HomeNalar PolitikPilkada 2020, Momentum Kejatuhan PDIP?

Pilkada 2020, Momentum Kejatuhan PDIP?

PDIP terpaksa abstain pada beberapa arena di Pilkada serentak 2020 setelah rekomendasi dukungannya terhadap sejumlah bakal pasangan calon “bertepuk sebelah tangan”. Di beberapa daerah, PDIP sebagai partai penguasa nasional juga justru harus tergabung dalam koalisi “minoritas”. Lantas, mengapa hal ini bisa terjadi dan akankah ini berdampak lebih besar bagi PDIP ke depannya?


PinterPolitik.com

Istilah “bertepuk sebelah tangan”, yang dapat bermakna tidak mendapat sambutan positif, diabaikan, atau dinafikkan oleh pihak lain, memang meninggalkan kesan tak mengenakkan bagi siapapun yang mengalaminya.

Kesan itulah yang tampaknya saat ini sedang dirasakan oleh Partai Demokrasi Indonesia Perjuangan (PDIP) saat rekomendasi dukungannya terhadap beberapa pasangan calon dalam Pilkada 2020 ditolak, dikembalikan, atau diabaikan.

Jika terjadi hanya pada satu kasus tentu bukan menjadi soal, karena akan dianggap sebagai dinamika politik biasa. Akan tetapi, fenomena tersebut terjadi hampir serempak di sejumlah wilayah dengan momentum yang bersamaan dengan pendaftaran bakal calon ke Komisi Pemilihan Umum (KPU). PDIP pun akhirnya terpaksa tidak berpartisipasi atau abstain pada sejumlah Pilkada 2020 mendatang.

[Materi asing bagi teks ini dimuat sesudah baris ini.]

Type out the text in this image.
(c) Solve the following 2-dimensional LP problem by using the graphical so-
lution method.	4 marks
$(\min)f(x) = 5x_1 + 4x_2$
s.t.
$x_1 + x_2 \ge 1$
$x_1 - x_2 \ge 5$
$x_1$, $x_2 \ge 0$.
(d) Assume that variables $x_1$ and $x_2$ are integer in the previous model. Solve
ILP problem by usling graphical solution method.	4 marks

Kasus pertama terjadi pada kontestasi pemilihan Gubernur Sumatera Barat (Sumbar). Pasangan Mulyadi-Ali Mukhni yang diusung Demokrat dan Partai Amanat Nasional (PAN), awalnya juga mendapat dukungan langsung dari PDIP.

Bahkan dukungan tersebut disampaikan langsung oleh Ketua Bidang Pemerintahan, Pertahanan dan Keamanan PDIP, Puan Maharani. Akan tetapi, polemik yang dipicu oleh nama terakhir disinyalir membuat rekomendasi PDIP tersebut akhirnya dikembalikan dan membuat partai banteng tak berpartisipasi di Sumbar.

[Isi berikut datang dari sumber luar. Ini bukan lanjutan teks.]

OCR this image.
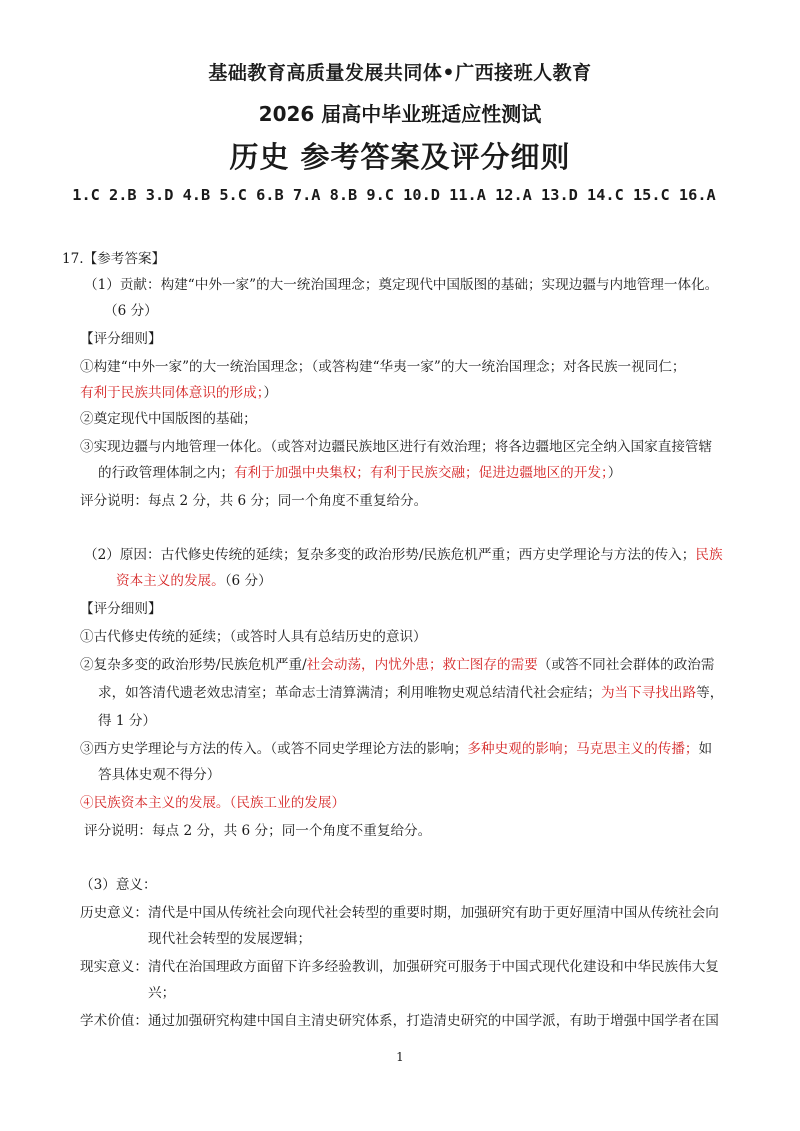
基础教育高质量发展共同体•广西接班人教育
2026 届高中毕业班适应性测试
历史 参考答案及评分细则
1.C 2.B 3.D 4.B 5.C 6.B 7.A 8.B 9.C 10.D 11.A 12.A 13.D 14.C 15.C 16.A
17.【参考答案】
（1）贡献：构建“中外一家”的大一统治国理念；奠定现代中国版图的基础；实现边疆与内地管理一体化。
（6 分）
【评分细则】
①构建“中外一家”的大一统治国理念；（或答构建“华夷一家”的大一统治国理念；对各民族一视同仁；
有利于民族共同体意识的形成；）
②奠定现代中国版图的基础；
③实现边疆与内地管理一体化。（或答对边疆民族地区进行有效治理；将各边疆地区完全纳入国家直接管辖
的行政管理体制之内；有利于加强中央集权；有利于民族交融；促进边疆地区的开发；）
评分说明：每点 2 分，共 6 分；同一个角度不重复给分。
（2）原因：古代修史传统的延续；复杂多变的政治形势/民族危机严重；西方史学理论与方法的传入；民族
资本主义的发展。（6 分）
【评分细则】
①古代修史传统的延续；（或答时人具有总结历史的意识）
②复杂多变的政治形势/民族危机严重/社会动荡，内忧外患；救亡图存的需要（或答不同社会群体的政治需
求，如答清代遗老效忠清室；革命志士清算满清；利用唯物史观总结清代社会症结；为当下寻找出路等，
得 1 分）
③西方史学理论与方法的传入。（或答不同史学理论方法的影响；多种史观的影响；马克思主义的传播；如
答具体史观不得分）
④民族资本主义的发展。（民族工业的发展）
评分说明：每点 2 分，共 6 分；同一个角度不重复给分。
（3）意义：
历史意义：清代是中国从传统社会向现代社会转型的重要时期，加强研究有助于更好厘清中国从传统社会向
现代社会转型的发展逻辑；
现实意义：清代在治国理政方面留下许多经验教训，加强研究可服务于中国式现代化建设和中华民族伟大复
兴；
学术价值：通过加强研究构建中国自主清史研究体系，打造清史研究的中国学派，有助于增强中国学者在国
1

Sementara di Kabupaten Lima Puluh Kota, Sumbar, petahana Irfendi Arbi yang merupakan kader PDIP gagal berlaga di Pilkada karena tidak didukung oleh satupun partai lainnya. Dua kursi di DPRD yang dimiliki PDIP jauh dari kata cukup untuk mengusung Irfendi dan turut membuat PDIP hanya akan jadi penonton di Pilkada Kabupaten yang terkenal dengan Lembah Harau itu.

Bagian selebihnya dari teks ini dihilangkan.